People Matters Logo

Somraj Roy of CEAT on creating agile skills frameworks in 2026

• By Dhruv Mukerjee
Somraj Roy of CEAT on creating agile skills frameworks in 2026

As organisations prepare for 2026, the skills landscape is shifting. Business and technology are both evolving at rapid rates. The future is about how effectively humans, machines and systems interact to create business value. 


In a recent SHRPA Success Navigator discussion, Somraj Roy, CHRO at CEAT Limited, argued that technology can no longer be treated as a standalone function. Digital fluency must be embedded into every role. The material shift is not the rise of AI itself, but the quality of integration between people and technology. 
AI, he noted, has exposed a readiness gap as much as a capability gap. Many organisations are enthusiastic about technology investments, but fewer are structurally prepared to convert these into execution advantage.

Talent intelligence as a lead indicator

Predictive capability is central to staying ahead of skill crises. Roy emphasised the importance of tracking lead indicators such as attrition patterns, vacancy ageing and behavioural signals.

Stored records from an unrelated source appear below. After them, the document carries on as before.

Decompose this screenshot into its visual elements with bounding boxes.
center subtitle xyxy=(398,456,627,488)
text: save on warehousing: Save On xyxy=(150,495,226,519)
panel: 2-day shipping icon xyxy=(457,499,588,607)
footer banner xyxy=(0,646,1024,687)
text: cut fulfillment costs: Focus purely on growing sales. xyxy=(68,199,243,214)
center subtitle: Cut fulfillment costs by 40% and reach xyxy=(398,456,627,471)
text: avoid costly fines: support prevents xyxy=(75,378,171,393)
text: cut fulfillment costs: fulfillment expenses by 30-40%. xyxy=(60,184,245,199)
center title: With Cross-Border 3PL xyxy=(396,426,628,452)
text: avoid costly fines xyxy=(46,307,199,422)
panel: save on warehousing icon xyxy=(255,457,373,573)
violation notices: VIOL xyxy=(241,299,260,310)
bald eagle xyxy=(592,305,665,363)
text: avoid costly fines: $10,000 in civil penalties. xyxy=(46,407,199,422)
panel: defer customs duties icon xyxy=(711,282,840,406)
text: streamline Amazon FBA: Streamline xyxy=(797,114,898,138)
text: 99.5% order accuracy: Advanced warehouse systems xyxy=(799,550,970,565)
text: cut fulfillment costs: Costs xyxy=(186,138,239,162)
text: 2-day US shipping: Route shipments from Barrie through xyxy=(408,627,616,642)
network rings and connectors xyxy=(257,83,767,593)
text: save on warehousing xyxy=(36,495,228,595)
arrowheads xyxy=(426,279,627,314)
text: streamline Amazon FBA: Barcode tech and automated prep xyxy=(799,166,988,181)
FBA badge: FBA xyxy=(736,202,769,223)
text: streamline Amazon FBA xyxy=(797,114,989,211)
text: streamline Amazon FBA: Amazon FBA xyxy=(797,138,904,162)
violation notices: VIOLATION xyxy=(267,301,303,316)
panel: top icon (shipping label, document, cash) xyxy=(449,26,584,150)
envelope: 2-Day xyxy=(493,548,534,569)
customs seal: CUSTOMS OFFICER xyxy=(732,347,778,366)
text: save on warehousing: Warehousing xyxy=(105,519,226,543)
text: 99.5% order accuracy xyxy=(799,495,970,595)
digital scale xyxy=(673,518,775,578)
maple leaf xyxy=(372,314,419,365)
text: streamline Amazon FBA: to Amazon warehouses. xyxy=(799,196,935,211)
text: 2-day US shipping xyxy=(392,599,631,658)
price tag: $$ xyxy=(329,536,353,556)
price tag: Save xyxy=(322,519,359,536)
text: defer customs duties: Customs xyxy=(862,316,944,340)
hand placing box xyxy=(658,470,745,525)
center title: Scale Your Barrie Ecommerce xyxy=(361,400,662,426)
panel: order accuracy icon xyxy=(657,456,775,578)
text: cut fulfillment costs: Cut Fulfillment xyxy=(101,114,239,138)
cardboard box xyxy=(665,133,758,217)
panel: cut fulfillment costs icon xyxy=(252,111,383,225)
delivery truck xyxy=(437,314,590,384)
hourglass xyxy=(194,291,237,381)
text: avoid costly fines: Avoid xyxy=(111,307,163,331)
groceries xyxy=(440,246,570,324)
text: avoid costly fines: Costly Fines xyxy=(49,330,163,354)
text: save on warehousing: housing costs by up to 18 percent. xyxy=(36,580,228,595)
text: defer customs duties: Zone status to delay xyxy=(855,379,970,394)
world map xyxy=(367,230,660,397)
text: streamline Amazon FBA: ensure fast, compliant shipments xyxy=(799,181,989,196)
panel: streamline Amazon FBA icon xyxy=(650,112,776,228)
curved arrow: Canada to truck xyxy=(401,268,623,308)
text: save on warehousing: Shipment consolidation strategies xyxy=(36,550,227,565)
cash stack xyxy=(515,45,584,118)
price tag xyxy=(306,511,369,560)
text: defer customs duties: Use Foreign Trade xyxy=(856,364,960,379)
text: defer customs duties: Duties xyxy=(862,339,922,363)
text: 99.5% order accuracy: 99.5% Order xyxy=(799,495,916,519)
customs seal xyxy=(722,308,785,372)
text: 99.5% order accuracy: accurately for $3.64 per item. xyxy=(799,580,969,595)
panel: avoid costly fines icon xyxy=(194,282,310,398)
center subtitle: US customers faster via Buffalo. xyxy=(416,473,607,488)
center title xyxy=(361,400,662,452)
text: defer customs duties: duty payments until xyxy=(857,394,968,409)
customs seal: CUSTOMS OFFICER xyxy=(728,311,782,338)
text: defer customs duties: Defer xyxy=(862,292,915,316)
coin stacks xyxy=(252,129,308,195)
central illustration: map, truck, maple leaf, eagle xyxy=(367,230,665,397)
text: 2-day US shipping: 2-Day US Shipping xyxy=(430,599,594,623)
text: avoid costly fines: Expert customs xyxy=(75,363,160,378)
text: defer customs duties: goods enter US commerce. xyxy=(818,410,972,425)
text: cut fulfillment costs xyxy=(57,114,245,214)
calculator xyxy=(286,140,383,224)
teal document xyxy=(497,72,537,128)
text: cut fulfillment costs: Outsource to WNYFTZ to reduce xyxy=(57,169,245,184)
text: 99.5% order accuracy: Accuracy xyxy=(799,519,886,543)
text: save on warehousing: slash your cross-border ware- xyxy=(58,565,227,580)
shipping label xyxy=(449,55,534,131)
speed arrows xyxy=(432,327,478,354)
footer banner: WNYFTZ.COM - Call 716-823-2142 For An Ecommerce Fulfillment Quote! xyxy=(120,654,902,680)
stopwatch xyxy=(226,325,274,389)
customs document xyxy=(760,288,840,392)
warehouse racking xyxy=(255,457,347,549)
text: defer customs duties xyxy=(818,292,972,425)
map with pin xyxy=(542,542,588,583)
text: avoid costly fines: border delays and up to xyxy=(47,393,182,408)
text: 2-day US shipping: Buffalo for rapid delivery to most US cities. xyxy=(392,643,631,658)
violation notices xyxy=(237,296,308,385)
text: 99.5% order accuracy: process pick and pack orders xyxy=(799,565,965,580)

At CEAT, this translated into a six-month effort to build a predictive attrition model using AI. By combining static and dynamic data, analysing chatbot interactions, and integrating insights from internal engagement surveys, the organisation developed early-warning red flags.

Crucially, the AI initiative was anchored in a real business problem. This avoided the common trap of adopting platforms without a clear value thesis. Technology was piloted against live workforce challenges, ensuring both credibility and capability building within HR teams.

Key highlights from our conversation:

  • AI is no longer a function. It is embedded across roles, requiring universal digital fluency.
  • Skill strategies must shift from static taxonomies to work-led, outcome-driven capability building.
  • Predictive talent intelligence should focus on lead indicators, not just lag outcomes.
  • Low AI literacy within HR and trust deficits around AI remain major barriers.
  • Platform adoption does not equal value creation. ROI depends on orchestrating technology with talent capability.
  • HR maturity in 2026 will be defined by how quickly skills are converted into execution advantage.